I did an install around December and been fighting it ever since.

Problem (s) motor stalls makes a noise and no matter how much power applied it just sits there

I get random shut downs 

Since I have nce I watched the voltage/power meter and I've seen spikes in the .70's while blasting horn 

I have ran this one with others and it causes track/nce to reset

I have ran my other 3 at the same time you can see video and the highest I ever seen was .28 

Anyways I'm blaming the motor 

Reason: heat! I have felt engine shell and it was warm 

Second when I try to get engine to run at crawl speeds the motor seems to bind

Track is clean wheels connections etc has all been checked and checked again.

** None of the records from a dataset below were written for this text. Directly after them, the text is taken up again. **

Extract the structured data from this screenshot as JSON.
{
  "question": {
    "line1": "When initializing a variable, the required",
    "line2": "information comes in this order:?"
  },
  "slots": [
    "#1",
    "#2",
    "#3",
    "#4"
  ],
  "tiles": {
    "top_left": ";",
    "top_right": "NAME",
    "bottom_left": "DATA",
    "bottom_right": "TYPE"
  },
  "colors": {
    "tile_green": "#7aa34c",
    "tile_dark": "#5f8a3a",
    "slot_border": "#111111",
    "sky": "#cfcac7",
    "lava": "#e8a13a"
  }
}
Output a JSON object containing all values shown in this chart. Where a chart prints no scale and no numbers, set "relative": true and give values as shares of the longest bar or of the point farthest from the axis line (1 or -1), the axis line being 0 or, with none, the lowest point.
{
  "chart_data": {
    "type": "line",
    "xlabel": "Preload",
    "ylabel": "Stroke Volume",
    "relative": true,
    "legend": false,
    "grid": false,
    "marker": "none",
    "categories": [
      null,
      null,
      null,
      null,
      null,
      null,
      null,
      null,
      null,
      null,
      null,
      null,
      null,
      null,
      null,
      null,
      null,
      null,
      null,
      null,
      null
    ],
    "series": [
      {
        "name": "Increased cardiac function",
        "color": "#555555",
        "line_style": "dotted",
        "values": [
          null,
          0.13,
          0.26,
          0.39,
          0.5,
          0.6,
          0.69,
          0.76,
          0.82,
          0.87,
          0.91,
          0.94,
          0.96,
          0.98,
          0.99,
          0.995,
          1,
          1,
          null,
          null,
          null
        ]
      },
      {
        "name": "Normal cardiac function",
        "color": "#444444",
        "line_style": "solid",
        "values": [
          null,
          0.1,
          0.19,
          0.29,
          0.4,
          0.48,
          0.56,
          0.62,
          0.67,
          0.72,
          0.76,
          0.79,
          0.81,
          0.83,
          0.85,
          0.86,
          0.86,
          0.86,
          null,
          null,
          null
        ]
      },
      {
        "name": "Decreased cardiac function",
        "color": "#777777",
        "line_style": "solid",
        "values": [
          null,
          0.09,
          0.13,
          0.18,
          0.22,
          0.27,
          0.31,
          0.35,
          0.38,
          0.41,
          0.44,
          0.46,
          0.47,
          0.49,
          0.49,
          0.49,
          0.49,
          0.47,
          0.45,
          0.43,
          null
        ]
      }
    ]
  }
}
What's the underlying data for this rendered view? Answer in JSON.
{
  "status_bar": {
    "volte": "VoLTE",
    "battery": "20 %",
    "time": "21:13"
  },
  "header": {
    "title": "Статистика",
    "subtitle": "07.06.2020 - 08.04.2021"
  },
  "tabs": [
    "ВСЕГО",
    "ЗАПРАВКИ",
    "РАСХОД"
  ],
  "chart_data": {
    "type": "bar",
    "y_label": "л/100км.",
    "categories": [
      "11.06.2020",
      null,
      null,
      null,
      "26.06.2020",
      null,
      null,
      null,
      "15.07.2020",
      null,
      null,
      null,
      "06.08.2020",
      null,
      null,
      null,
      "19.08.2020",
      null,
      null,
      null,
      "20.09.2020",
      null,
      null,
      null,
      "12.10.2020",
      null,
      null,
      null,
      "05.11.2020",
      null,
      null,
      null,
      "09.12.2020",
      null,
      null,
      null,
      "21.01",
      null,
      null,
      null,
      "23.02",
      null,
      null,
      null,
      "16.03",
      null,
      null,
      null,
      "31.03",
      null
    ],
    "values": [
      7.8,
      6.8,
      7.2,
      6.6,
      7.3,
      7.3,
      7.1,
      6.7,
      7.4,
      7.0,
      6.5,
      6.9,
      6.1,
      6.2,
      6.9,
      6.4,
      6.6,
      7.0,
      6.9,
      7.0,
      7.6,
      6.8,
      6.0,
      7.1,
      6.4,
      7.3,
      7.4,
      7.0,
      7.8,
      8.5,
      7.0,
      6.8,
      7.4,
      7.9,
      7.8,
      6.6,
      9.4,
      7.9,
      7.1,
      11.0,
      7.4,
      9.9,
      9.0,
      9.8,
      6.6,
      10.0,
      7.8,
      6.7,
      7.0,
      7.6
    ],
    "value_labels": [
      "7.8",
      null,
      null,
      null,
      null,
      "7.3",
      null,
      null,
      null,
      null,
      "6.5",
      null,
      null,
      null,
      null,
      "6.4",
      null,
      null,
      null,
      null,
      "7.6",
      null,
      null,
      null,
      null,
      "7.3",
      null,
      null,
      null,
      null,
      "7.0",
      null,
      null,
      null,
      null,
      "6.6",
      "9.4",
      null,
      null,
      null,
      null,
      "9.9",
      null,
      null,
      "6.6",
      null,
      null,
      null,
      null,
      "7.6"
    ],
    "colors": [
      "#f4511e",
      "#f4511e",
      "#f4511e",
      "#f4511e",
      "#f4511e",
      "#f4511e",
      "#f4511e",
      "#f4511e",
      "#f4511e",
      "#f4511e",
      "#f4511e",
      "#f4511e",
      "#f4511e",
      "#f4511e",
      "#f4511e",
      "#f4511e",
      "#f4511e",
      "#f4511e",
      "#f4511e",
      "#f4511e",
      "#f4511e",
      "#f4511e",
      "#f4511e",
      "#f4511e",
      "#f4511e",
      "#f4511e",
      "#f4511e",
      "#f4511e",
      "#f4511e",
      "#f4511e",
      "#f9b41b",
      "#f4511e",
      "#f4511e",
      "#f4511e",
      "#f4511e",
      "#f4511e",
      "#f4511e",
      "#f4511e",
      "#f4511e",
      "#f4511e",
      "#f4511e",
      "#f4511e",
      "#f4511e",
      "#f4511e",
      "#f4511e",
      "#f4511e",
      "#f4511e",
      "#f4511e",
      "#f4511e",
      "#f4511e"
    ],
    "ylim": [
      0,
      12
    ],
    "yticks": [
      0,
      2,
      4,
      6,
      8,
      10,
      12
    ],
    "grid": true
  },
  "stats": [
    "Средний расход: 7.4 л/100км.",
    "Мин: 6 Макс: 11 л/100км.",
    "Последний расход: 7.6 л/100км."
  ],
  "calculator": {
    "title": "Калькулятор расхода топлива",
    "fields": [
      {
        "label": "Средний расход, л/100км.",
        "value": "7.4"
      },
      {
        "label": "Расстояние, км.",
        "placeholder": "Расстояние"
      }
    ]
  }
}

So is this just another case of another athearn open frame motor failure

I have a kato motor on stand-by but wanted ask first if I'm concluding this right??

Thanks art


----------



## Brakeman Jake (Mar 8, 2009)

It may be a binding truck too...check that they rotate freely with drive shafts removed first.


----------



## Grabbem88 (Feb 24, 2012)

Already did that as well.. I'm still more worried about the heat and spikes when running the engine


----------



## Grabbem88 (Feb 24, 2012)

Lol when I pulled d/s I didn't start it up. Sure enough it spun but I heard the noise so I put my finger on flywheel and it sounded like an overheated fan motor at work..

So I guess I'm doing a Kato motor swap...


----------